According to pharmacist Dr. Michael White, both drugs are form a family of drugs called synthetic cathinones.
“What makes it a little bit different is, in addition to some of the feelings of energy and euphoria that you can experience, and with the increases in blood pressure and heart rate that you get with any of those types of stimulants, it also has a little higher risk of causing psychosis,” he said.
Combine that psychosis with a drug-fueled adrenaline rush, and it sometimes takes a whole team of police officers to contain one user.
“…and then when they run into the street they’re running in the street crazed but with all of this boundless energy,” said Dr. White.
Dr. White said that rush can cause long-term damage, aside from any ways that users find to hurt themselves while high.
“When you get this release of adrenaline and you increase your heart rate and you increase your blood pressure, there’s an increased risk that you could develop heart disease, or if you have heart disease or if you have vascular disease that you could end up having a stroke, that you could have a heart attack, that you could develop arrhythmias,” said Dr. White, who added that many users also run the risk of long-term kidney damage.
Compounding the problem - when flakka users overdose, it can be hard for doctors to help them quickly, because many drug tests currently don’t test for flakka.
“If they don’t know that you’re taking it, and they have to guess what it is, and that process of working through that system ends up postponing the time in order to get the best type of therapy for you,” said Dr.
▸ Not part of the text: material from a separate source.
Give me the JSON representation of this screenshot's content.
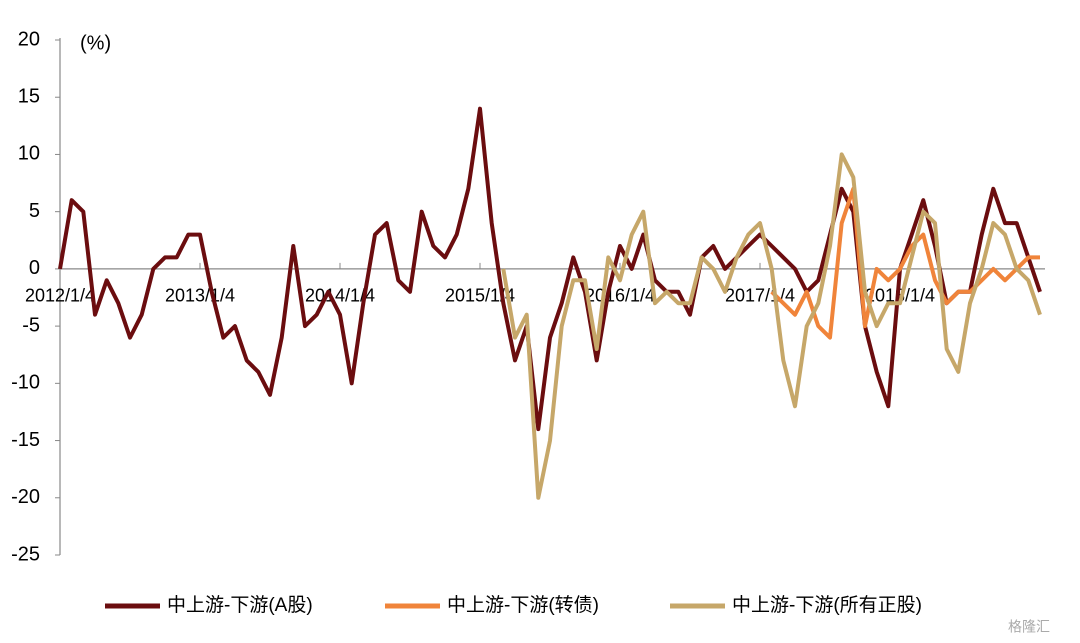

White.
The study, from researchers at NYU Langone, said just under one percent of teenagers have knowingly tried flakka, but Dr. White said more teens may have unknowingly tried it. He also said that one percent appears to not be uniformly spread around the country, instead being more clustered in certain populations.
“In the Latino population, use is higher than it is in some of the other populations and some regions the use is higher, so down in the Miami area use is higher than it is in other places in the country but it is spreading from that area,” he said.